The Grambling Legends will make a donation of $10,000 to the newly opened Eddie G. Robinson Museum, honoring a coach, mentor and man who deeply influenced the group -- and the nation.
"We are very proud of the museum, to have something that represents coach in such a positive manner," said Legends co-founder James "Shack" Harris, who helped Grambling to four straight league championships under Robinson in the late 1960s.
Robinson Museum board chairman John Belton said a news conference with the Grambling Legends was held at 2 p.m. Thursday, Aug. 26, at the facility, housed in the former women's basketball gymnasium on Grambling's campus.
"They never forgot what this man meant to them, and they want others to see that. This will be one of the centerpiece donations," said Wilbert Ellis, chief local fundraiser for the museum.
The Legends group most recently held a gala Friday reception for the 2010 class of its Sports Hall of Fame at the Robinson Museum, bringing together a number of former players and co-workers who hadn't yet visited the newly opened exhibit space.
"Their involvement is tribute to a man who meant so much to so many," said Ellis, who crafted his own American Baseball Coaches Association Hall of Fame career at Grambling. "I'm just thrilled to death about it. They still want the best for a man who deserved the best."
A 1997 inductee into the College Football Hall of Fame, Robinson coached at Grambling from 1941-97 -- along the way, passing college football legend Paul "Bear" Bryant for career victories with 408. Plans to build a museum in Robinson's honor, however, had endured a series of setbacks before his death in 2007 at age 88. Within months, the University of Louisiana System agreed to house the museum on the Grambling campus, and the state Legislature approved funding.

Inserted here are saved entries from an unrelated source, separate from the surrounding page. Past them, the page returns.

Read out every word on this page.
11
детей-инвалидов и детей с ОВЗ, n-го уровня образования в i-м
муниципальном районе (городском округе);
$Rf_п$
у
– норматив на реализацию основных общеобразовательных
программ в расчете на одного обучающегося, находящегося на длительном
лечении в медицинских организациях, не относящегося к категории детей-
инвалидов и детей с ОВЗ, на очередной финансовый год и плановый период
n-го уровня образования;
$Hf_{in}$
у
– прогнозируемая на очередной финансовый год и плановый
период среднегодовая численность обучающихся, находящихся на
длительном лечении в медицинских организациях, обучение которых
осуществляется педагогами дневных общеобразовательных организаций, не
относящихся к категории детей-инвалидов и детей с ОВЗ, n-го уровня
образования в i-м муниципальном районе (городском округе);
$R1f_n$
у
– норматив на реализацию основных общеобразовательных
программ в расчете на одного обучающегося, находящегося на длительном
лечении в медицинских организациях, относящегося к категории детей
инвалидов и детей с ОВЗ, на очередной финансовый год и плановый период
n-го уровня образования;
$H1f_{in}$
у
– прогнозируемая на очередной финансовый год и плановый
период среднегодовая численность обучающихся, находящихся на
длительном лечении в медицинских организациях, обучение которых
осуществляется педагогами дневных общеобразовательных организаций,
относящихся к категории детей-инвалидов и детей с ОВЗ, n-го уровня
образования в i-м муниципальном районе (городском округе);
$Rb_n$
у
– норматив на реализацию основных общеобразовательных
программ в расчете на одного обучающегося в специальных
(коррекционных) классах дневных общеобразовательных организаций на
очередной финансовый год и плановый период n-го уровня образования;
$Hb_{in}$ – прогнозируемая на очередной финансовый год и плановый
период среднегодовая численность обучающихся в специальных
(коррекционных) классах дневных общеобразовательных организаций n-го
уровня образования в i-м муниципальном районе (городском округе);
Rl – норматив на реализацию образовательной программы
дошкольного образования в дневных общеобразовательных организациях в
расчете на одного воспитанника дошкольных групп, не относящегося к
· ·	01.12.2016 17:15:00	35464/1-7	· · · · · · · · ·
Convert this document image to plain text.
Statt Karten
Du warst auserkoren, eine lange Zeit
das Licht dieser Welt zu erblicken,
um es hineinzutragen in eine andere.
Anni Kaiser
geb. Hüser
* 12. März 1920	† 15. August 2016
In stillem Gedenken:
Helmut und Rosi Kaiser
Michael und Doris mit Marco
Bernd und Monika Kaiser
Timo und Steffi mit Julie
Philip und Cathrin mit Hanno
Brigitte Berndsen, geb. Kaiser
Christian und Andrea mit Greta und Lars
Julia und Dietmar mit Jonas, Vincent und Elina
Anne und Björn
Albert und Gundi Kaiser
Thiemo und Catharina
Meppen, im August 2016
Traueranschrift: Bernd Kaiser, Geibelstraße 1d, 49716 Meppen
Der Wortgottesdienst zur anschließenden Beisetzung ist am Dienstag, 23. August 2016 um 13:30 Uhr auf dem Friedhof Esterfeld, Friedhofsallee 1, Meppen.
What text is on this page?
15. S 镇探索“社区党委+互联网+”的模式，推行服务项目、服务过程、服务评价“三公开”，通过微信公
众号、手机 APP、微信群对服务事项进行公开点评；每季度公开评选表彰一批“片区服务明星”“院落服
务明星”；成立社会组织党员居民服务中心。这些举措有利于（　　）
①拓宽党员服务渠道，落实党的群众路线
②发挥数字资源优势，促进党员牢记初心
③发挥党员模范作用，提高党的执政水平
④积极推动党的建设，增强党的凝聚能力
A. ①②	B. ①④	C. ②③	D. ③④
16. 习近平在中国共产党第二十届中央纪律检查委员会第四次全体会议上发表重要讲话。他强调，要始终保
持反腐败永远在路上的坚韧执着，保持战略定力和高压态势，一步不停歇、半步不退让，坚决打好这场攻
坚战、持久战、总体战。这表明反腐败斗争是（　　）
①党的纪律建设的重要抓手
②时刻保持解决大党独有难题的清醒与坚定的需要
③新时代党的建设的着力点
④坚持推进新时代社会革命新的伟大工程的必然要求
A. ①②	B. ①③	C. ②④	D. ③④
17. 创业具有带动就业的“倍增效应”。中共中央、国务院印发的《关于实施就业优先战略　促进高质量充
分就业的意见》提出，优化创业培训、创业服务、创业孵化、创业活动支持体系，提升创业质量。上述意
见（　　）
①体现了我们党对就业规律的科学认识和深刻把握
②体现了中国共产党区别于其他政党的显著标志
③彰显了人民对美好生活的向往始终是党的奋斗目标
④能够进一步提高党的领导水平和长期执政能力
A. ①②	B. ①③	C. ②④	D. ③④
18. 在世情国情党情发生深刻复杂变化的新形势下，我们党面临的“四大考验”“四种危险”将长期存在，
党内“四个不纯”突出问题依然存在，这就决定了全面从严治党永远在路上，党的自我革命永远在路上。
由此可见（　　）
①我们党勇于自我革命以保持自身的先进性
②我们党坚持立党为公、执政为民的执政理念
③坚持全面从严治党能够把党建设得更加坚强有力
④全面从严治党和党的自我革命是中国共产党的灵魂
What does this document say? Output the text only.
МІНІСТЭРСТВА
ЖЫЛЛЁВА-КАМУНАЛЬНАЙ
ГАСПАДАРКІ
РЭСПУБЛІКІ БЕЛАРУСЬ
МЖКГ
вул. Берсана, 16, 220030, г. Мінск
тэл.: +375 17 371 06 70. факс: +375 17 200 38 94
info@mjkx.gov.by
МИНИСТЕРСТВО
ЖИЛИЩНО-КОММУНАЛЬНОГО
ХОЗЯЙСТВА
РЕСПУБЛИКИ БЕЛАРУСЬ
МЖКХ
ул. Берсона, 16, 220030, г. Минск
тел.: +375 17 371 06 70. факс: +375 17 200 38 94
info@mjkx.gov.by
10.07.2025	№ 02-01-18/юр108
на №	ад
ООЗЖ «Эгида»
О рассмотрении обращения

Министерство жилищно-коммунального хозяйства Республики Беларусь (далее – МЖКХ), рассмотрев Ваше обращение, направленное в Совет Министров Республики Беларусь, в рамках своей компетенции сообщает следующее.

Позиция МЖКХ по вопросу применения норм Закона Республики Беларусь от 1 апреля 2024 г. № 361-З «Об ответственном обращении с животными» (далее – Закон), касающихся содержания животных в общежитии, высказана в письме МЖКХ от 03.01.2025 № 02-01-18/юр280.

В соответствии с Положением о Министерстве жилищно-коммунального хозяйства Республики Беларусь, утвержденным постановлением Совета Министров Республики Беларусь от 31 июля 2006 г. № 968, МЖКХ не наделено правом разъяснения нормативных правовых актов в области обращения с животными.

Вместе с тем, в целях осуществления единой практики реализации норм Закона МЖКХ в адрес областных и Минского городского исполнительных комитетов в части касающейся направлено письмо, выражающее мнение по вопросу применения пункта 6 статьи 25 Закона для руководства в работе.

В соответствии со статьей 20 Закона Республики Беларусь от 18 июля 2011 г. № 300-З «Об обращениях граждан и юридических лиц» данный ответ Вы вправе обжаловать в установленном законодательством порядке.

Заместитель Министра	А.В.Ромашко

"He led a life so extraordinary that it was worthy of a museum," said Richard Lapchick, director of UCF's Institute for Diversity and Ethics in Sport and co-author of Robinson's appropriately named autobiography, "Never Before, Never Again."
"His achievements were unparalleled. When he retired," Lapchick said, "he had more wins than any coach in the history of Division I football, had sent more of his players to the NFL than any other coach, had a team graduation rate of nearly 80 percent in a sport in which it hovered around 50 percent nationally, and never had a player get in trouble with the law until his last and 57th year as head coach of Grambling."
The Eddie G. Robinson museum opened in February of this year, on what would have been Robinson's 91st birthday.
"We want to be part of contributing to something that honors someone who was so important to us," Harris said. "We think that it means a lot to the tradition. It's a great tribute to Eddie Robinson, and done in a first-class way. That enhances Grambling, and shows future generations how he touched the lives of so many people."